Comme son titre ne l’indique pas, cette bande dessinée parle de la condition des chiens en Corée du Sud, lesquels sont encore élevés pour leur viande, traduisant un choc culturel entre ville et campagne. Une lecture à la fois joyeuse et mélancolique.
Corée du Sud, de nos jours. Un jeune couple de citadins décide d’adopter un chiot. Très vite, ils se prennent d’affection pour leur animal de compagnie et choisiront de quitter la ville. En effet, celui qu’ils ont baptisé Carotte souffre d’anxiété après des mois passés dans une cage, et l’air de la campagne ne pourrait que lui faire le plus grand bien ! Dès lors, Hoon et Yuna vont apprendre à connaître d’autres chiens, et découvriront que dans leur village, tous les habitants ne sont pas toujours bien disposés à l’égard de la gent canine…
Après son émouvant récit sur l’exode vécu par sa mère durant la guerre de Corée, qui s’est soldée comme on le sait par une partition du pays aux conséquences tragiques, l’autrice franco-coréenne revient avec cette bande dessinée axée autour de cet incontournable animal de compagnie qu’est le chien.
A coup sûr, Keum Suk Gendry-Kim les a beaucoup observés, les toutous, et dans toutes les postures possibles et imaginables ! Il y a d’abord Carotte, le chiot adopté par le jeune couple, puis Patate, encore plus petit par la taille, déposé anonymement dans un carton au pied de leur porte, alors que Hoon et Yuna viennent tout juste d’emménager à la campagne. On fera également connaissance avec les chiens du voisinage, les Chouquettes (1, 2 et 3), Elvis, et puis enfin Choco, enfermé pendant des mois dans une cage par des propriétaires qui se désintéressaient totalement de son sort. Bouleversé par le regard d’une tristesse insondable du pauvre canidé, le couple se résignera à l’accueillir dans sa demeure.

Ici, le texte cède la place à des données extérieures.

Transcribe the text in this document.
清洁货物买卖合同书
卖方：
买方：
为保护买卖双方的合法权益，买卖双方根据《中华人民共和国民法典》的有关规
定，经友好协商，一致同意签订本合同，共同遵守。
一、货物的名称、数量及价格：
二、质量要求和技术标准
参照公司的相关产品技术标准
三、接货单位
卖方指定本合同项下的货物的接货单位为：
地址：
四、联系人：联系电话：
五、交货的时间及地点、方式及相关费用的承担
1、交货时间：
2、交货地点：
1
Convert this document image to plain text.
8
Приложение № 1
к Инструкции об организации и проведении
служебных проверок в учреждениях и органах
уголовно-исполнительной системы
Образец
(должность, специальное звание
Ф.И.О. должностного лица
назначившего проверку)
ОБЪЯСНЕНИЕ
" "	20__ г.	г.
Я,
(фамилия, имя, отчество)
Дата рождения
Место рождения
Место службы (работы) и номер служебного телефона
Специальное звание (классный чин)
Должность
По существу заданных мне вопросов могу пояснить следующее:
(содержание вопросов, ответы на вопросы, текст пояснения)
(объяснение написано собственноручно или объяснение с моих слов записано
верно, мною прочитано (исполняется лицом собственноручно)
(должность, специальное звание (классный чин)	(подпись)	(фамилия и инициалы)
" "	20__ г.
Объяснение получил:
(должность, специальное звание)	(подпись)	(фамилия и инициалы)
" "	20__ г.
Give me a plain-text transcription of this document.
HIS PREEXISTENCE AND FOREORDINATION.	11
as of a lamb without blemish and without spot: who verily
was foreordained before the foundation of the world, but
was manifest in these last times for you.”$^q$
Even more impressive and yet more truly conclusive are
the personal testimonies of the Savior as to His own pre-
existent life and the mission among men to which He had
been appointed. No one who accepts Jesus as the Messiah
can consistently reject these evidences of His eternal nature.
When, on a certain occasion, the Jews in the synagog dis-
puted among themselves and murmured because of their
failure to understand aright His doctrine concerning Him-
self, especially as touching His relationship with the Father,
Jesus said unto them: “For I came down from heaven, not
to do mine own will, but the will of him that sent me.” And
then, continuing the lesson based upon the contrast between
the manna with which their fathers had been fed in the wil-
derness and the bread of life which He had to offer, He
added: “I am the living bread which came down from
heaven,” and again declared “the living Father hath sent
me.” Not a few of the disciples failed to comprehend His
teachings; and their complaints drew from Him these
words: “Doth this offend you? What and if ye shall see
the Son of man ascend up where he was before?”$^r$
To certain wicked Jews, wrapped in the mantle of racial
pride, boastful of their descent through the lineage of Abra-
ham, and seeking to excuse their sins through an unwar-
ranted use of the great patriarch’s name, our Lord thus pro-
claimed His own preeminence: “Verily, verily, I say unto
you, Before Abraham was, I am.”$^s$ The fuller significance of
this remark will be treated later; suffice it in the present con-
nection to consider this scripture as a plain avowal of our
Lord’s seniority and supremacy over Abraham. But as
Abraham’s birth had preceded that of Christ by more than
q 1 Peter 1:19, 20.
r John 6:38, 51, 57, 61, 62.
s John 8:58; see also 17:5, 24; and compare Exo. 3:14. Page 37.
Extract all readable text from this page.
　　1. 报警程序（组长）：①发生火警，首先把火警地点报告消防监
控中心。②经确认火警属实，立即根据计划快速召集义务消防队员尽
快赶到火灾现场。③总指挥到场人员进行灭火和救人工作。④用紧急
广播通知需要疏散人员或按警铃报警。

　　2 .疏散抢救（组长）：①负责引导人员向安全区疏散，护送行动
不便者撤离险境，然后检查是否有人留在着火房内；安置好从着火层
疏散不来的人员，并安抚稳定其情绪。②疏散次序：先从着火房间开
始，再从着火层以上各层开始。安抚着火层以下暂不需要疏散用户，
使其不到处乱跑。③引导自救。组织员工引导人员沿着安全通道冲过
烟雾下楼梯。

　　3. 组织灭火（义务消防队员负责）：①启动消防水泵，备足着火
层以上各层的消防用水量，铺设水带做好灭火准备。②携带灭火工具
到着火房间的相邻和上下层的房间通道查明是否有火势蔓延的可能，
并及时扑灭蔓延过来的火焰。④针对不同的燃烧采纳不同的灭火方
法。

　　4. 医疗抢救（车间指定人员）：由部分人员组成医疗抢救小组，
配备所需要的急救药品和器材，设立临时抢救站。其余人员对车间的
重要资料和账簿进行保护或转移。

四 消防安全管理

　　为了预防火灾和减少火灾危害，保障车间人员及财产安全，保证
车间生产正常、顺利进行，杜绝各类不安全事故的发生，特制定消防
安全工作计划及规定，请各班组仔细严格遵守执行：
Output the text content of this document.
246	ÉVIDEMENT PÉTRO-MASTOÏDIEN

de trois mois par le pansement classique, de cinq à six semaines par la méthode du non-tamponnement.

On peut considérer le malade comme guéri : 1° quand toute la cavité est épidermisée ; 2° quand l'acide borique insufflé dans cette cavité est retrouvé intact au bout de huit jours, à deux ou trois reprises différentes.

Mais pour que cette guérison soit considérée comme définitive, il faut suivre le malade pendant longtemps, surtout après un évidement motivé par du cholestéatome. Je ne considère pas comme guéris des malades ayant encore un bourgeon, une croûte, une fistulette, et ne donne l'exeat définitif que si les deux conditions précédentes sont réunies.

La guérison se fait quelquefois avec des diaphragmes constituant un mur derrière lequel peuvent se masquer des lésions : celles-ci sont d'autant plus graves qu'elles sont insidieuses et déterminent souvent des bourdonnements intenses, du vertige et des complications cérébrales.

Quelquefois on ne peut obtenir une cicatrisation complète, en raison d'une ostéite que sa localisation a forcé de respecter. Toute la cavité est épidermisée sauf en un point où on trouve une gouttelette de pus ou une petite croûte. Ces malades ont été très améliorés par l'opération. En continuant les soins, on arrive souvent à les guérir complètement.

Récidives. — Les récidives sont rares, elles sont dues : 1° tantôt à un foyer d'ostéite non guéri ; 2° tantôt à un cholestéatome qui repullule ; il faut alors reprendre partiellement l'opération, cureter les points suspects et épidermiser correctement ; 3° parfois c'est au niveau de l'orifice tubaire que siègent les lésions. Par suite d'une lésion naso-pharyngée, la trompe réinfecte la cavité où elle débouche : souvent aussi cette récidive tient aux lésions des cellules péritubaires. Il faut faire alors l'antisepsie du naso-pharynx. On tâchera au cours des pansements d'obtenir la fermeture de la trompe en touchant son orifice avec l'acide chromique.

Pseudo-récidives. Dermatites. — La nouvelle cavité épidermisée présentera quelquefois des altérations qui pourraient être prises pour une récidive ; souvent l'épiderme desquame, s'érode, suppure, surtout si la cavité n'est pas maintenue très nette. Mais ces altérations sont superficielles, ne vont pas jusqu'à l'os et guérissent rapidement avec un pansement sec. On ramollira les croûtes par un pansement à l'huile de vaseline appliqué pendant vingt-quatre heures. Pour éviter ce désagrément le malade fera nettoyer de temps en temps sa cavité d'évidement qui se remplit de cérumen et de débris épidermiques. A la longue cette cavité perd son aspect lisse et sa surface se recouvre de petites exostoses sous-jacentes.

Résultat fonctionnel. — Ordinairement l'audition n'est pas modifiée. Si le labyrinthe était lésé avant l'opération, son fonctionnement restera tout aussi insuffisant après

Pour mieux comprendre cette volonté du couple de recueillir ces chiens abandonnés ou maltraités, peu de temps après leur arrivée dans le village, il faut savoir qu’en Corée du Sud nos amis canins sont consommés à l’instar de toute autre viande comestible, tout particulièrement à la campagne et contrairement à la ville où les jeunes générations les considèrent désormais comme des animaux de compagnie. Un véritable choc des cultures dans un pays encore partagé entre modernité et tradition. Quant au titre, il évoque l’été coréen, la période où les chiens disparaissent…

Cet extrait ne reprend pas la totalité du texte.